I told Dave, “Rio Piedra’s been on my ‘bucket list’ … I’ve heard its quail heaven. I can’t wait!”

They say perfection is in the attention to details. Tending to the details makes all of the difference in the quality of a hunt. And, Rio Piedra is about the details. One inescapable detail is habitat, and the habitat is the key to the quail hunting at Rio Piedra. The slightly rolling savannah fields of scattered pines and native grasses are interspersed with strips of food plots. Needless to say, I was impressed with what I saw.

Our guide, and professional quail hunter, Alex Gray, brought me up to speed on the details of the managed lands: “We spend a lot of the off-season tending to the land. Keeping our fields in top shape takes a lot of work and planning. Our cover is second to none, and each year, we pick select areas and burn.
“In the past, we have selectively cut a small amount of timber, but we plant a lot more trees than we cut. Our owners take a great deal of pride in Rio Piedra, and they want it to be the best.”
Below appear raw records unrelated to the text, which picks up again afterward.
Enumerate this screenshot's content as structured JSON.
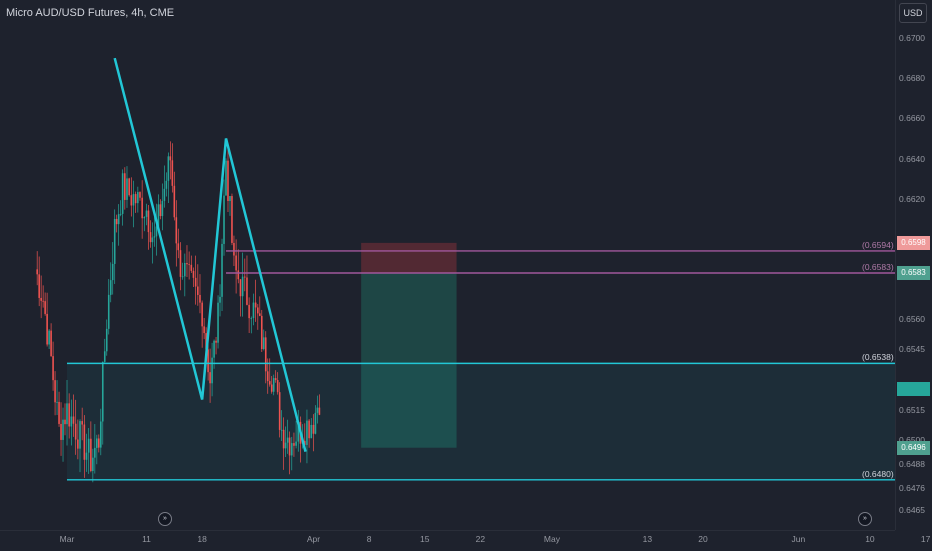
{
  "header": {
    "title": "Micro AUD/USD Futures, 4h, CME"
  },
  "price_scale": {
    "currency": "USD",
    "ticks": [
      {
        "label": "0.6700",
        "value": 0.67
      },
      {
        "label": "0.6680",
        "value": 0.668
      },
      {
        "label": "0.6660",
        "value": 0.666
      },
      {
        "label": "0.6640",
        "value": 0.664
      },
      {
        "label": "0.6620",
        "value": 0.662
      },
      {
        "label": "0.6560",
        "value": 0.656
      },
      {
        "label": "0.6545",
        "value": 0.6545
      },
      {
        "label": "0.6515",
        "value": 0.6515
      },
      {
        "label": "0.6500",
        "value": 0.65
      },
      {
        "label": "0.6488",
        "value": 0.6488
      },
      {
        "label": "0.6476",
        "value": 0.6476
      },
      {
        "label": "0.6465",
        "value": 0.6465
      }
    ],
    "badges": [
      {
        "label": "0.6598",
        "value": 0.6598,
        "color": "#ef9a9a"
      },
      {
        "label": "0.6583",
        "value": 0.6583,
        "color": "#4fa08f"
      },
      {
        "label": "",
        "value": 0.6525,
        "color": "#26a69a"
      },
      {
        "label": "0.6496",
        "value": 0.6496,
        "color": "#4fa08f"
      }
    ]
  },
  "levels": [
    {
      "label": "(0.6594)",
      "value": 0.6594,
      "color": "#a1579c",
      "start_date": "2024-03-21"
    },
    {
      "label": "(0.6583)",
      "value": 0.6583,
      "color": "#a1579c",
      "start_date": "2024-03-21"
    },
    {
      "label": "(0.6538)",
      "value": 0.6538,
      "color": "#22c7d6",
      "start_date": "2024-03-01"
    },
    {
      "label": "(0.6480)",
      "value": 0.648,
      "color": "#22c7d6",
      "start_date": "2024-03-01"
    }
  ],
  "time_axis": {
    "labels": [
      {
        "label": "Mar",
        "date": "2024-03-01"
      },
      {
        "label": "11",
        "date": "2024-03-11"
      },
      {
        "label": "18",
        "date": "2024-03-18"
      },
      {
        "label": "Apr",
        "date": "2024-04-01"
      },
      {
        "label": "8",
        "date": "2024-04-08"
      },
      {
        "label": "15",
        "date": "2024-04-15"
      },
      {
        "label": "22",
        "date": "2024-04-22"
      },
      {
        "label": "May",
        "date": "2024-05-01"
      },
      {
        "label": "13",
        "date": "2024-05-13"
      },
      {
        "label": "20",
        "date": "2024-05-20"
      },
      {
        "label": "Jun",
        "date": "2024-06-01"
      },
      {
        "label": "10",
        "date": "2024-06-10"
      },
      {
        "label": "17",
        "date": "2024-06-17"
      }
    ]
  },
  "colors": {
    "background": "#1e222d",
    "up_candle": "#26a69a",
    "down_candle": "#ef5350",
    "pattern_line": "#22c7d6",
    "stop_zone": "#5c2a35",
    "target_zone": "#1e4a48"
  },
  "chart_data": {
    "type": "candlestick",
    "symbol": "Micro AUD/USD Futures",
    "interval": "4h",
    "exchange": "CME",
    "ylim": [
      0.6462,
      0.6705
    ],
    "close_series": [
      {
        "date": "2024-02-26",
        "close": 0.6585
      },
      {
        "date": "2024-02-27",
        "close": 0.657
      },
      {
        "date": "2024-02-28",
        "close": 0.654
      },
      {
        "date": "2024-02-29",
        "close": 0.6505
      },
      {
        "date": "2024-03-01",
        "close": 0.6515
      },
      {
        "date": "2024-03-04",
        "close": 0.649
      },
      {
        "date": "2024-03-05",
        "close": 0.65
      },
      {
        "date": "2024-03-06",
        "close": 0.656
      },
      {
        "date": "2024-03-07",
        "close": 0.6605
      },
      {
        "date": "2024-03-08",
        "close": 0.6625
      },
      {
        "date": "2024-03-11",
        "close": 0.6615
      },
      {
        "date": "2024-03-12",
        "close": 0.6598
      },
      {
        "date": "2024-03-13",
        "close": 0.662
      },
      {
        "date": "2024-03-14",
        "close": 0.664
      },
      {
        "date": "2024-03-15",
        "close": 0.659
      },
      {
        "date": "2024-03-18",
        "close": 0.6565
      },
      {
        "date": "2024-03-19",
        "close": 0.653
      },
      {
        "date": "2024-03-20",
        "close": 0.656
      },
      {
        "date": "2024-03-21",
        "close": 0.664
      },
      {
        "date": "2024-03-22",
        "close": 0.6585
      },
      {
        "date": "2024-03-25",
        "close": 0.656
      },
      {
        "date": "2024-03-26",
        "close": 0.654
      },
      {
        "date": "2024-03-27",
        "close": 0.653
      },
      {
        "date": "2024-03-28",
        "close": 0.6505
      },
      {
        "date": "2024-03-29",
        "close": 0.65
      },
      {
        "date": "2024-04-01",
        "close": 0.651
      },
      {
        "date": "2024-04-02",
        "close": 0.6525
      }
    ],
    "pattern_points": [
      {
        "date": "2024-03-07",
        "price": 0.669
      },
      {
        "date": "2024-03-18",
        "price": 0.652
      },
      {
        "date": "2024-03-21",
        "price": 0.665
      },
      {
        "date": "2024-03-31",
        "price": 0.6494
      }
    ],
    "position": {
      "start_date": "2024-04-07",
      "end_date": "2024-04-19",
      "stop": 0.6598,
      "entry": 0.6583,
      "target": 0.6496
    }
  }
}
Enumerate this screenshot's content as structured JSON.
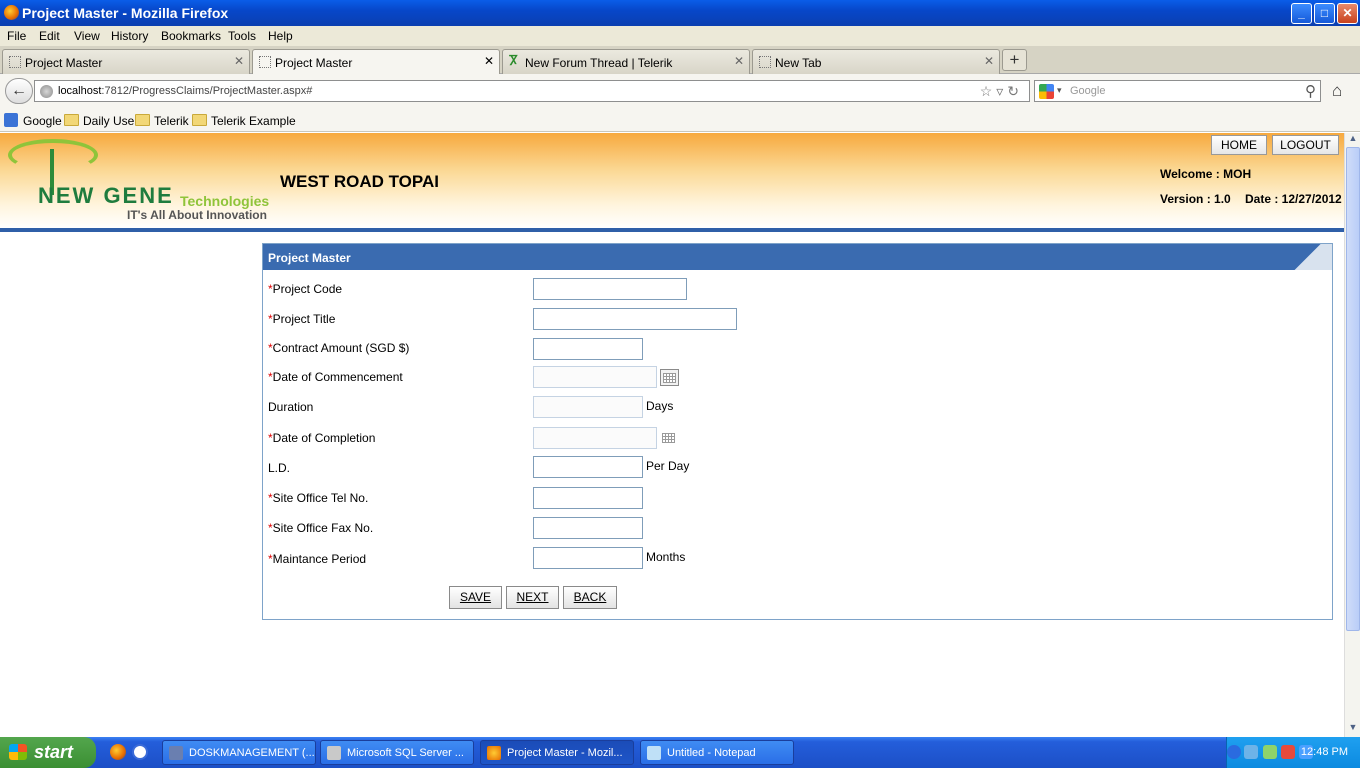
{
  "window": {
    "title": "Project Master - Mozilla Firefox",
    "min": "_",
    "max": "□",
    "close": "✕"
  },
  "menu": [
    "File",
    "Edit",
    "View",
    "History",
    "Bookmarks",
    "Tools",
    "Help"
  ],
  "tabs": [
    {
      "label": "Project Master",
      "close": "✕"
    },
    {
      "label": "Project Master",
      "close": "✕"
    },
    {
      "label": "New Forum Thread | Telerik",
      "close": "✕"
    },
    {
      "label": "New Tab",
      "close": "✕"
    }
  ],
  "new_tab": "+",
  "nav": {
    "back": "←",
    "url_host": "localhost",
    "url_rest": ":7812/ProgressClaims/ProjectMaster.aspx#",
    "url_icons": "☆▿↻",
    "search_placeholder": "Google",
    "search_icon": "⚲",
    "home": "⌂"
  },
  "bookmarks": [
    "Google",
    "Daily Use",
    "Telerik",
    "Telerik Example"
  ],
  "header": {
    "brand": "NEW GENE",
    "brand_suffix": "Technologies",
    "tagline": "IT's All About Innovation",
    "company": "WEST ROAD TOPAI",
    "home_btn": "HOME",
    "logout_btn": "LOGOUT",
    "welcome": "Welcome : MOH",
    "version": "Version : 1.0",
    "date": "Date : 12/27/2012"
  },
  "form": {
    "title": "Project Master",
    "required_mark": "*",
    "fields": [
      {
        "label": "Project Code",
        "required": true,
        "value": ""
      },
      {
        "label": "Project Title",
        "required": true,
        "value": ""
      },
      {
        "label": "Contract Amount (SGD $)",
        "required": true,
        "value": ""
      },
      {
        "label": "Date of Commencement",
        "required": true,
        "value": ""
      },
      {
        "label": "Duration",
        "required": false,
        "value": "",
        "suffix": "Days"
      },
      {
        "label": "Date of Completion",
        "required": true,
        "value": ""
      },
      {
        "label": "L.D.",
        "required": false,
        "value": "",
        "suffix": "Per Day"
      },
      {
        "label": "Site Office Tel No.",
        "required": true,
        "value": ""
      },
      {
        "label": "Site Office Fax No.",
        "required": true,
        "value": ""
      },
      {
        "label": "Maintance Period",
        "required": true,
        "value": "",
        "suffix": "Months"
      }
    ],
    "buttons": {
      "save": "SAVE",
      "next": "NEXT",
      "back": "BACK"
    }
  },
  "scrollbar": {
    "up": "▲",
    "down": "▼"
  },
  "taskbar": {
    "start": "start",
    "tasks": [
      "DOSKMANAGEMENT (...",
      "Microsoft SQL Server ...",
      "Project Master - Mozil...",
      "Untitled - Notepad"
    ],
    "clock": "12:48 PM"
  }
}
The savannah land of 6,000 acres of Rio Piedra’s property is constantly fortified with dark barn, farm-raised quail. However, once acclimated over a period of several days, the birds are as wild as the many native coveys to be found on the property.

I asked Alex if he could tell the difference. He replied, “They are all hard to hit on a rise.”

In the course of two days’ hunting, I saw more quail than I have seen in the past 25 years back in the Midwest. Bobwhite quail are under increasing stress back in Indiana, and their numbers are plummeting because of loss of habitat and a proliferation of predators.